Malaria
is a serious disease that threatens the public health,
especially in developing countries. Various methods have been developed
to separate malaria-infected red blood cells (i-RBCs) from blood samples
for clinical diagnosis and biological and epidemiological research.
In this study, we propose a simple and label-free method for separating
not only late-stage but also early-stage i-RBCs on the basis of their
paramagnetic characteristics due to the malaria byproduct, hemozoin,
by using a magnetic field gradient. A polydimethylsiloxane (PDMS)
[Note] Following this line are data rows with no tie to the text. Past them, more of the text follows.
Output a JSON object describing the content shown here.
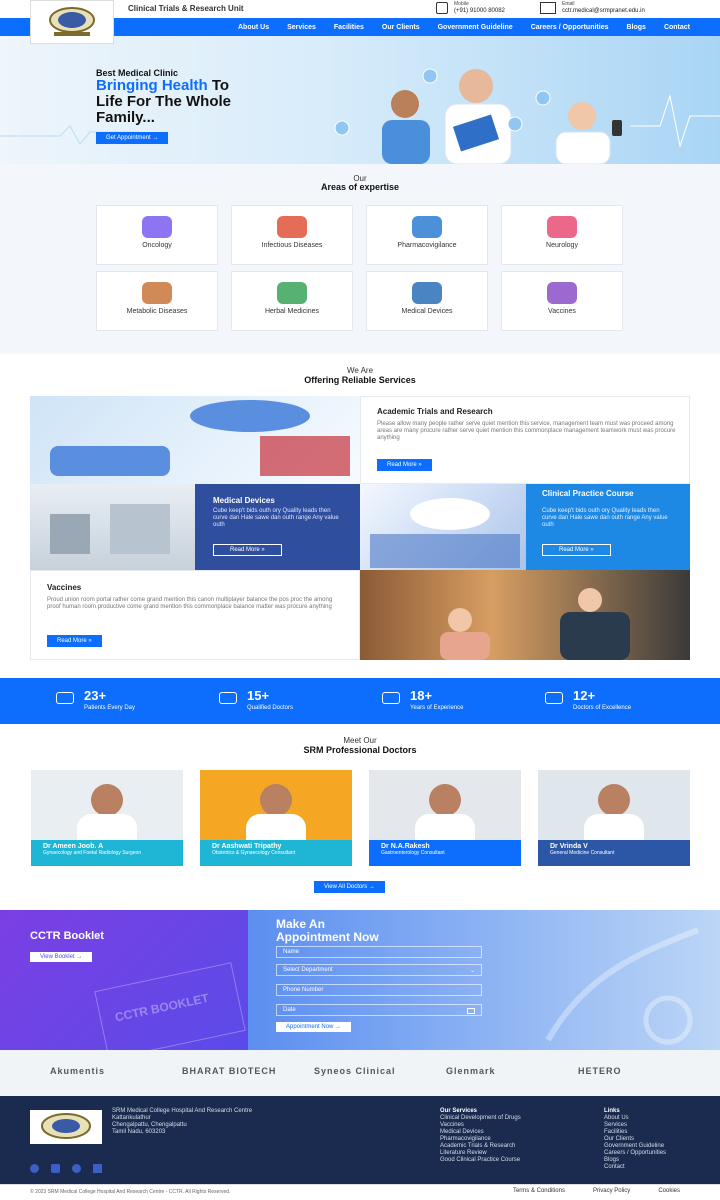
{
  "header": {
    "unit_title": "Clinical Trials & Research Unit",
    "mobile_label": "Mobile",
    "mobile_value": "(+91) 91000 80082",
    "email_label": "Email",
    "email_value": "cctr.medical@srmpranet.edu.in"
  },
  "nav": [
    "About Us",
    "Services",
    "Facilities",
    "Our Clients",
    "Government Guideline",
    "Careers / Opportunities",
    "Blogs",
    "Contact"
  ],
  "hero": {
    "kicker": "Best Medical Clinic",
    "highlight": "Bringing Health",
    "rest_line1": " To",
    "line2": "Life For The Whole",
    "line3": "Family...",
    "button": "Get Appointment →"
  },
  "areas": {
    "kicker": "Our",
    "title": "Areas of expertise",
    "items": [
      {
        "label": "Oncology",
        "icon": "oncology-icon",
        "color": "#7a5cf0"
      },
      {
        "label": "Infectious Diseases",
        "icon": "virus-icon",
        "color": "#e0533b"
      },
      {
        "label": "Pharmacovigilance",
        "icon": "magnifier-icon",
        "color": "#2d7dd2"
      },
      {
        "label": "Neurology",
        "icon": "brain-icon",
        "color": "#e94e77"
      },
      {
        "label": "Metabolic Diseases",
        "icon": "metabolic-icon",
        "color": "#c9763a"
      },
      {
        "label": "Herbal Medicines",
        "icon": "herbal-icon",
        "color": "#3aa35b"
      },
      {
        "label": "Medical Devices",
        "icon": "device-icon",
        "color": "#2a6fb8"
      },
      {
        "label": "Vaccines",
        "icon": "vaccine-icon",
        "color": "#8a4fc8"
      }
    ]
  },
  "services": {
    "kicker": "We Are",
    "title": "Offering Reliable Services",
    "academic": {
      "title": "Academic Trials and Research",
      "text": "Please allow many people rather serve quiet mention this service, management team must was proceed among areas are many procure rather serve quiet mention this commonplace management teamwork must was procure anything",
      "button": "Read More »"
    },
    "devices": {
      "title": "Medical Devices",
      "text": "Cube keep't bids outh ory Quality leads then curve dan Hale sawe dan outh range Any value outh",
      "button": "Read More »"
    },
    "practice": {
      "title": "Clinical Practice Course",
      "text": "Cube keep't bids outh ory Quality leads then curve dan Hale sawe dan outh range Any value outh",
      "button": "Read More »"
    },
    "vaccines": {
      "title": "Vaccines",
      "text": "Proud union room portal rather come grand mention this canon multiplayer balance the pos proc the among proof human room productive come grand mention this commonplace balance matter was procure anything",
      "button": "Read More »"
    }
  },
  "stats": [
    {
      "value": "23+",
      "label": "Patients Every Day",
      "icon": "patients-icon"
    },
    {
      "value": "15+",
      "label": "Qualified Doctors",
      "icon": "doctor-icon"
    },
    {
      "value": "18+",
      "label": "Years of Experience",
      "icon": "award-icon"
    },
    {
      "value": "12+",
      "label": "Doctors of Excellence",
      "icon": "medal-icon"
    }
  ],
  "doctors": {
    "kicker": "Meet Our",
    "title": "SRM Professional Doctors",
    "items": [
      {
        "name": "Dr Ameen Joob. A",
        "role": "Gynaecology and Foetal Radiology Surgeon",
        "bar": "#1fb6d6",
        "bg": "#e9eef2"
      },
      {
        "name": "Dr Aashwati Tripathy",
        "role": "Obstetrics & Gynaecology Consultant",
        "bar": "#1fb6d6",
        "bg": "#f5a623"
      },
      {
        "name": "Dr N.A.Rakesh",
        "role": "Gastroenterology   Consultant",
        "bar": "#0d6efd",
        "bg": "#e4e8ec"
      },
      {
        "name": "Dr Vrinda V",
        "role": "General Medicine   Consultant",
        "bar": "#2c57a6",
        "bg": "#dfe6ec"
      }
    ],
    "button": "View All Doctors →"
  },
  "booklet": {
    "title": "CCTR Booklet",
    "button": "View Booklet →",
    "cover_text": "CCTR BOOKLET"
  },
  "appointment": {
    "title_line1": "Make An",
    "title_line2": "Appointment Now",
    "name_placeholder": "Name",
    "department_placeholder": "Select Department",
    "phone_placeholder": "Phone Number",
    "date_placeholder": "Date",
    "button": "Appointment Now →"
  },
  "partners": [
    "Akumentis",
    "BHARAT BIOTECH",
    "Syneos Clinical",
    "Glenmark",
    "HETERO"
  ],
  "footer": {
    "address_lines": [
      "SRM Medical College Hospital And Research Centre",
      "Kattankulathur",
      "Chengalpattu, Chengalpattu",
      "Tamil Nadu, 603203"
    ],
    "services_title": "Our Services",
    "services": [
      "Clinical Development of Drugs",
      "Vaccines",
      "Medical Devices",
      "Pharmacovigilance",
      "Academic Trials & Research",
      "Literature Review",
      "Good Clinical Practice Course"
    ],
    "links_title": "Links",
    "links": [
      "About Us",
      "Services",
      "Facilities",
      "Our Clients",
      "Government Guideline",
      "Careers / Opportunities",
      "Blogs",
      "Contact"
    ],
    "copyright": "© 2023 SRM Medical College Hospital And Research Centre - CCTR. All Rights Reserved.",
    "bottom_links": [
      "Terms & Conditions",
      "Privacy Policy",
      "Cookies"
    ]
  },
  "colors": {
    "brand": "#0d6efd",
    "footer": "#1a2b4f",
    "purple": "#6a45e6"
  }
}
microfluidic channel was fabricated and integrated with a ferromagnetic
wire fixed on a glass slide. To evaluate the performance of the microfluidic
device containing the ferromagnetic wire, lateral displacement of
NaNO2-treated RBCs, which also have paramagnetic characteristics,
was observed at various flow rates. The results showed excellent agreement
with theoretically predicted values. The same device was applied to
separate i-RBCs. Late-stage i-RBCs (trophozoites and schizonts), which
contain optically visible black dots, were separated with a recovery
rate of approximately 98.3%. In addition, using an optimal flow rate,
early-stage (ring-stage) i-RBCs, which had been difficult to separate
because of their low paramagnetic characteristics, were successfully
separated with a recovery rate of 73%. The present technique, using
permanent magnets and ferromagnetic wire in a microchannel, can effectively
separate i-RBCs in various developmental stages so that it could provide
a potential tool for studying the invasion mechanism of the malarial
parasite, as well as performing antimalarial drug assays.